Step-by-step recovery procedures for the highest-impact failure modes. Each runbook is structured so an on-call engineer can follow it under stress, and an AI agent can RAG over it and (where authorized) execute the verification commands.

Index

ID Title Severity Trigger
RB-001 Caddy reverse proxy is down (E1 or O1) critical Customer URLs unreachable; TLS or connection-refused errors
RB-002 ORA448Global VPS (O1) is destroyed or unrecoverable catastrophic Entire *.448.global estate gone; Vault and Authentik with it
RB-003 Vault is sealed or the container will not start critical Vault /sys/seal-status shows sealed, or container in restart loop

Conventions

Each runbook follows the same outline:

  1. Trigger / detection — how you know this is the right runbook
  2. Severity — blast radius and urgency
  3. Required access — credentials, network, tools needed
  4. Preconditions — what must be in place before the runbook can succeed (often references Phase-2 actions)
  5. Recovery steps — numbered, each with an action and a verification check
  6. Verification (post-recovery) — confirm full functionality
  7. Rollback / abort — when to stop the runbook and call for help
  8. Post-incident — incident-record, update KIs, lessons-learned
  9. Related — KI / RM / app references using stable IDs

ID schemes

Same as the rest of the repo:

  • RB-NNN — runbook
  • RM-NNN — roadmap action (phase-2-roadmap.md)
  • KI-NNN — known issue (known-issues.md)
  • E1, E2, O1, E3, E4, E5, O2, O3 — server / database identifiers (servers.md)
  • apps/NN-<slug>.md — per-app docs

How AI agents should use these

  • Treat verification commands as read-only by default. They confirm state; they do not change it.
  • Do not execute recovery steps automatically. Recovery actions can include destructive operations (re-imaging hosts, restoring backups over live data).
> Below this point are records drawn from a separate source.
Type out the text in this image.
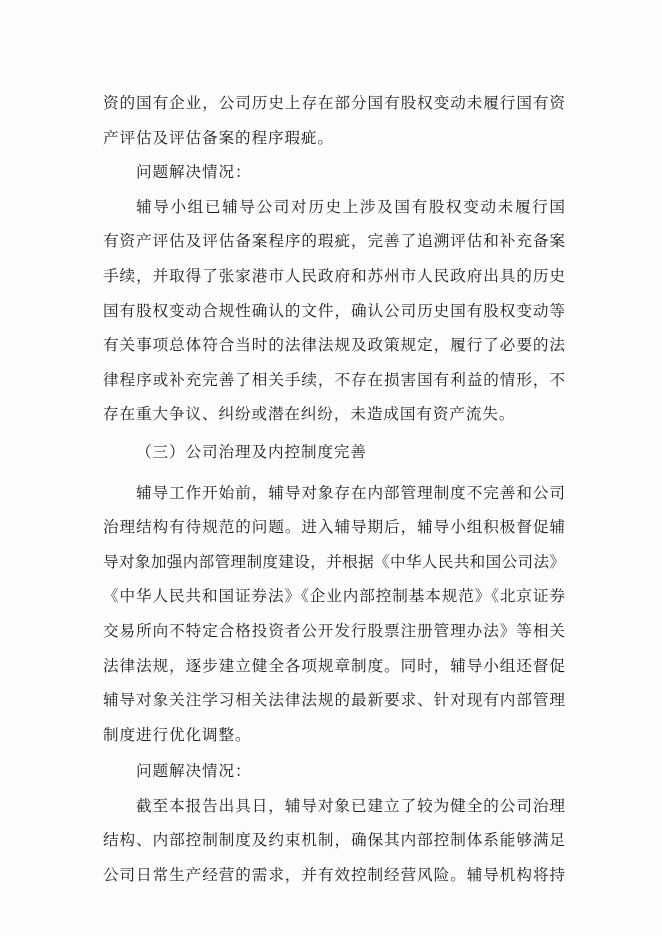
资的国有企业，公司历史上存在部分国有股权变动未履行国有资
产评估及评估备案的程序瑕疵。
问题解决情况：
辅导小组已辅导公司对历史上涉及国有股权变动未履行国
有资产评估及评估备案程序的瑕疵，完善了追溯评估和补充备案
手续，并取得了张家港市人民政府和苏州市人民政府出具的历史
国有股权变动合规性确认的文件，确认公司历史国有股权变动等
有关事项总体符合当时的法律法规及政策规定，履行了必要的法
律程序或补充完善了相关手续，不存在损害国有利益的情形，不
存在重大争议、纠纷或潜在纠纷，未造成国有资产流失。
（三）公司治理及内控制度完善
辅导工作开始前，辅导对象存在内部管理制度不完善和公司
治理结构有待规范的问题。进入辅导期后，辅导小组积极督促辅
导对象加强内部管理制度建设，并根据《中华人民共和国公司法》
《中华人民共和国证券法》《企业内部控制基本规范》《北京证券
交易所向不特定合格投资者公开发行股票注册管理办法》等相关
法律法规，逐步建立健全各项规章制度。同时，辅导小组还督促
辅导对象关注学习相关法律法规的最新要求、针对现有内部管理
制度进行优化调整。
问题解决情况：
截至本报告出具日，辅导对象已建立了较为健全的公司治理
结构、内部控制制度及约束机制，确保其内部控制体系能够满足
公司日常生产经营的需求，并有效控制经营风险。辅导机构将持
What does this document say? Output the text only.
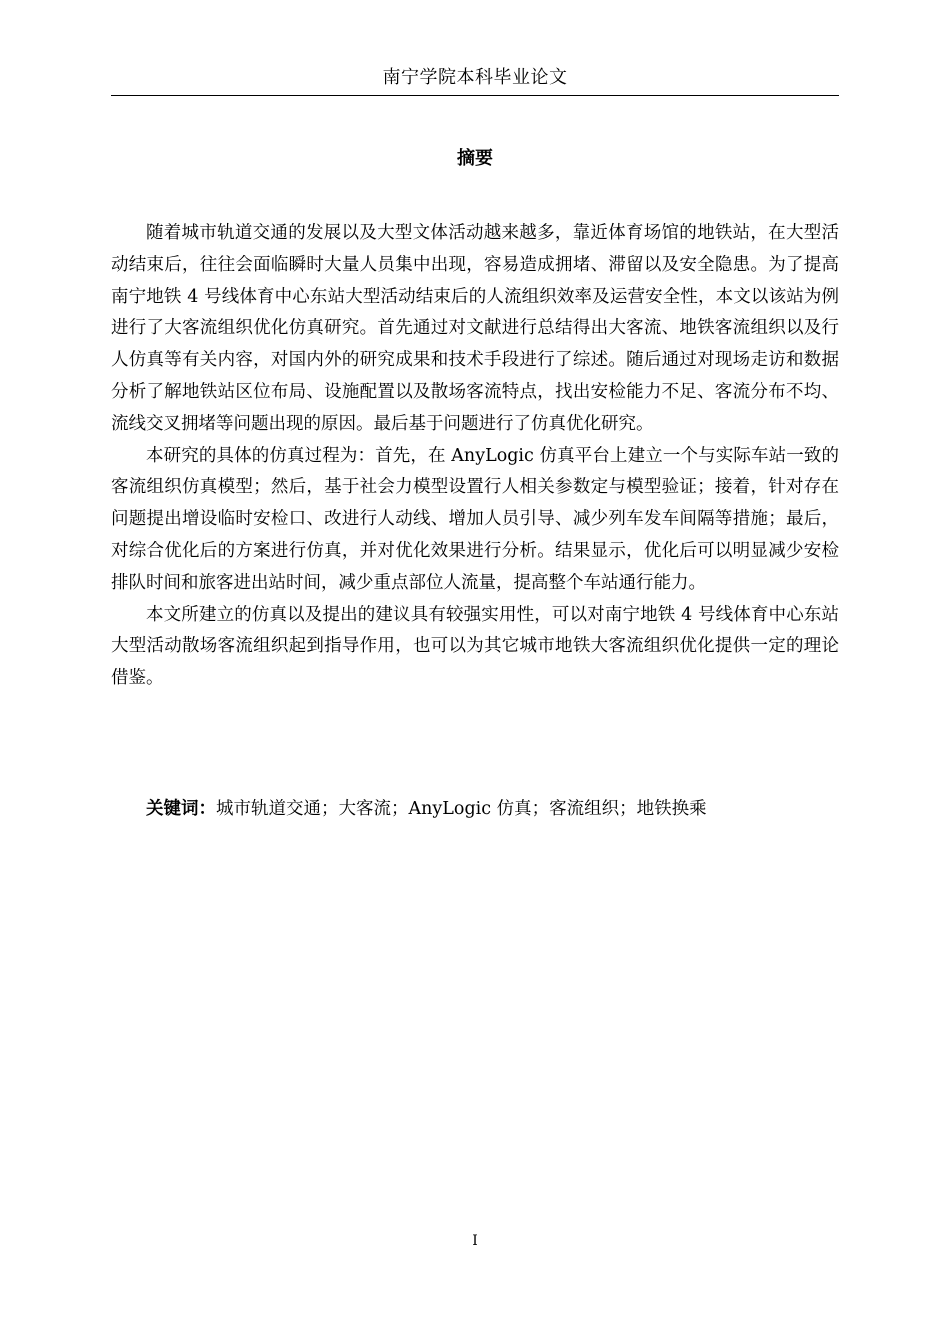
南宁学院本科毕业论文
摘要

随着城市轨道交通的发展以及大型文体活动越来越多，靠近体育场馆的地铁站，在大型活动结束后，往往会面临瞬时大量人员集中出现，容易造成拥堵、滞留以及安全隐患。为了提高南宁地铁 4 号线体育中心东站大型活动结束后的人流组织效率及运营安全性，本文以该站为例进行了大客流组织优化仿真研究。首先通过对文献进行总结得出大客流、地铁客流组织以及行人仿真等有关内容，对国内外的研究成果和技术手段进行了综述。随后通过对现场走访和数据分析了解地铁站区位布局、设施配置以及散场客流特点，找出安检能力不足、客流分布不均、流线交叉拥堵等问题出现的原因。最后基于问题进行了仿真优化研究。

本研究的具体的仿真过程为：首先，在 AnyLogic 仿真平台上建立一个与实际车站一致的客流组织仿真模型；然后，基于社会力模型设置行人相关参数定与模型验证；接着，针对存在问题提出增设临时安检口、改进行人动线、增加人员引导、减少列车发车间隔等措施；最后，对综合优化后的方案进行仿真，并对优化效果进行分析。结果显示，优化后可以明显减少安检排队时间和旅客进出站时间，减少重点部位人流量，提高整个车站通行能力。

本文所建立的仿真以及提出的建议具有较强实用性，可以对南宁地铁 4 号线体育中心东站大型活动散场客流组织起到指导作用，也可以为其它城市地铁大客流组织优化提供一定的理论借鉴。

关键词：城市轨道交通；大客流；AnyLogic 仿真；客流组织；地铁换乘
I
These are gated to humans.
  • Use runbooks for diagnostic narration: when the agent detects a known failure pattern, point the on-call human at the relevant RB-NNN and report which preconditions are met.

Adding a new runbook

  1. Pick the next RB-NNN.
  2. Use the existing runbooks as the structural template.
  3. Add to the index above.
  4. Reference from the relevant KIs / app docs.